I thought this picture showed ppc64 kernel at host (not mac, neo amiga) and
qemu-system-ppc with non-obvious bitness?

But that's BookE e500 not the BookS POWER4 variant G5 you have so KVM may work differently on that and maybe it even has HV which probably works better than PR. I think KVM was used on G4, e500 and newer POWER mostly with HV but I'm not sure if KVM PR on G5 was ever well supported. Did you try running the same Linux version that you have on your host under KVM PR first to verify that at least that works? I think that's where everybody should start with KVM before trying to boot other guest OSes.

So considering the above, what may work is if you run a 32 bit ppc kernel
(G4 version) on your G5 for the host not using it as 64 bit instead of
ppc64 kernel and try a guest kernel that detects G5 CPU and knows how to
handle the different cache line size.


Are you saying 32bit *Linux* ppc kvm as host can handle 64bit guest kernel ?

No I meant trying a 32 bit host with 32 bit guest but the cache line size issue may still get in the way so maybe this does not help but for debugging may worth a try.

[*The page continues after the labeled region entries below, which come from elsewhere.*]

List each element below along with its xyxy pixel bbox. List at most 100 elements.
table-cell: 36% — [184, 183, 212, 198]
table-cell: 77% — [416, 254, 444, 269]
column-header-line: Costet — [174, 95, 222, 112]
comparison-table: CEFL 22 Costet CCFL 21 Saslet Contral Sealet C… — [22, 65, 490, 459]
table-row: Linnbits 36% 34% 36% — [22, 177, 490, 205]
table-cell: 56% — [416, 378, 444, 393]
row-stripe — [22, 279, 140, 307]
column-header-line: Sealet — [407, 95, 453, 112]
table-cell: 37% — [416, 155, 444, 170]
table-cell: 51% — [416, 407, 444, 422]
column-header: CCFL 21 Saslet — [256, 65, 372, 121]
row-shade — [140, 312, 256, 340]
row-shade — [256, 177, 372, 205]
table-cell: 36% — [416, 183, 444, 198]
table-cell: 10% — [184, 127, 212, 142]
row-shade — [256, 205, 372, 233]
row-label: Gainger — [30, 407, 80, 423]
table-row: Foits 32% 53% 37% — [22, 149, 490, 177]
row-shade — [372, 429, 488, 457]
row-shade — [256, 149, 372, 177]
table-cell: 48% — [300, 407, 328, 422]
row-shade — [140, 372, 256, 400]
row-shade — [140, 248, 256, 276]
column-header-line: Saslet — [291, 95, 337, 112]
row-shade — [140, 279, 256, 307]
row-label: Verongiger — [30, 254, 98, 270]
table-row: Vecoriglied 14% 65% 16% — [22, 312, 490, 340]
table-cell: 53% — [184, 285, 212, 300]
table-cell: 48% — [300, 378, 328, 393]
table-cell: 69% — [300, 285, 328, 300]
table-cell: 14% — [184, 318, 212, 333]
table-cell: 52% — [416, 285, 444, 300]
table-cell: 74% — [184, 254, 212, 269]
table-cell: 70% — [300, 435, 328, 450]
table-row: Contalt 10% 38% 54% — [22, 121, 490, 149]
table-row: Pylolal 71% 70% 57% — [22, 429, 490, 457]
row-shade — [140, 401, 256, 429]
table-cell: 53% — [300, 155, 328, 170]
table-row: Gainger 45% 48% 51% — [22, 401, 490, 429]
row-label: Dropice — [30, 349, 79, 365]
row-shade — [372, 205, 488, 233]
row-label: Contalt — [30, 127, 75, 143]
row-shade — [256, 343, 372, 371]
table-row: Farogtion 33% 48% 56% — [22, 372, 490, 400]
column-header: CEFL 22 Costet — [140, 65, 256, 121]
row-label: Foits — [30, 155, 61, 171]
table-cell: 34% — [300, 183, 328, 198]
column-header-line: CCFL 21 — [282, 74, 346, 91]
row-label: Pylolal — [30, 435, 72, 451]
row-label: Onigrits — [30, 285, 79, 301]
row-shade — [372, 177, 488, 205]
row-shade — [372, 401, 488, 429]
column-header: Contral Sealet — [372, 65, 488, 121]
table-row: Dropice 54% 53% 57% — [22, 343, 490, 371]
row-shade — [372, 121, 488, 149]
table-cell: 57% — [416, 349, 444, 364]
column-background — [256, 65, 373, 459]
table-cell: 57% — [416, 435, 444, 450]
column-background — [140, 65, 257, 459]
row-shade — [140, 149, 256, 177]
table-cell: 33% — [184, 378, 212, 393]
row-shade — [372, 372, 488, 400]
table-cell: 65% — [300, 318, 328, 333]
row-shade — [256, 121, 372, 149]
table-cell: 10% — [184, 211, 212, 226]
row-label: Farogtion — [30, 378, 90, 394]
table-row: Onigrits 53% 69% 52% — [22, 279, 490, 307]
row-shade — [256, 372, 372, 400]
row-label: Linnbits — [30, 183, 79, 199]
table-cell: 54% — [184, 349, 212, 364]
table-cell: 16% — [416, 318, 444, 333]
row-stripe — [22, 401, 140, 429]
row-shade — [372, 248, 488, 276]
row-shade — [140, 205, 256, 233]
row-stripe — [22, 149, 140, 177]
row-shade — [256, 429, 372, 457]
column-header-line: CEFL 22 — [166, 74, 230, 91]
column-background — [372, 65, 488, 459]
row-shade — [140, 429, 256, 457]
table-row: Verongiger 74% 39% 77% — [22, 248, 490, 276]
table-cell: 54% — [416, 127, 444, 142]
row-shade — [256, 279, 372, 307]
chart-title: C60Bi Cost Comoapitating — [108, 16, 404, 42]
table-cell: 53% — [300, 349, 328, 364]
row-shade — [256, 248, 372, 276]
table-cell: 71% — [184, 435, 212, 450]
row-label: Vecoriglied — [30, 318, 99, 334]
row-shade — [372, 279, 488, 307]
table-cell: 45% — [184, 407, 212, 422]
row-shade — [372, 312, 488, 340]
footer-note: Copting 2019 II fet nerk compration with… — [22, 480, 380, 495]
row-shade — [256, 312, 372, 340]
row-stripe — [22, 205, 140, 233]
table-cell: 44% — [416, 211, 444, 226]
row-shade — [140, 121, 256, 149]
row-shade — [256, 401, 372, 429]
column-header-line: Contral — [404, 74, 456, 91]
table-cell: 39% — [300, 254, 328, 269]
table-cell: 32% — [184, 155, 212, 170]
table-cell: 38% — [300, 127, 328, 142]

I am not ever sure firmware here can load 32bit ppc Linux .. I'll try of
course.

Since G5 is backwards compatible with PPC32 maybe it should work but I know nothing about real PowerPC machines.

Or find and fix the emulation of
different instructions on ppc64 in Linux KVM when running 32 bit ppc code
on 64 but host. There supposed to be some support for that but maybe it's
broken or never finished.

But as I said I don't know this and don't have PPC hardware to try, nor
interest to do it so it's just my understanding and guess, which may be
wrong, but that's probably where you should start looking. Hopefully there
are others here with more knowledge about it or who want to look at it.
You should also look at how to enable KVM debug logs in Linux kernel and
see if you get any errors in the syslog. The usual QEMU debug options are
not that helpful with KVM and you should look for KVM logs instead.


In theory I subscribed to linux-ppc (kernel) list. May be I should cc them
? (added to cc)

I tried kvm-unit-tests but they apparently require qemu (to my surprise!)
and mostly focus on pseries / kvm HV (not surprisingly)?

Is there anything smaller to test kvm_pr specifically?

I even tried to d/l svn version of Mac on Linux but this one failed to
compile with gcc 15.

svn checkout svn://svn.code.sf.net/p/mac-on-linux/code/trunk
mac-on-linux-code

I think you may have better luck trying an older Linux distro from the time this was still used and had MoL as a package as that may have been tested back then on real machines and used to work. Anything newer is likely untested and thus could be broken without anybody noticing and fixing it so finding something older that worked at least would give a baseline to find regressions against.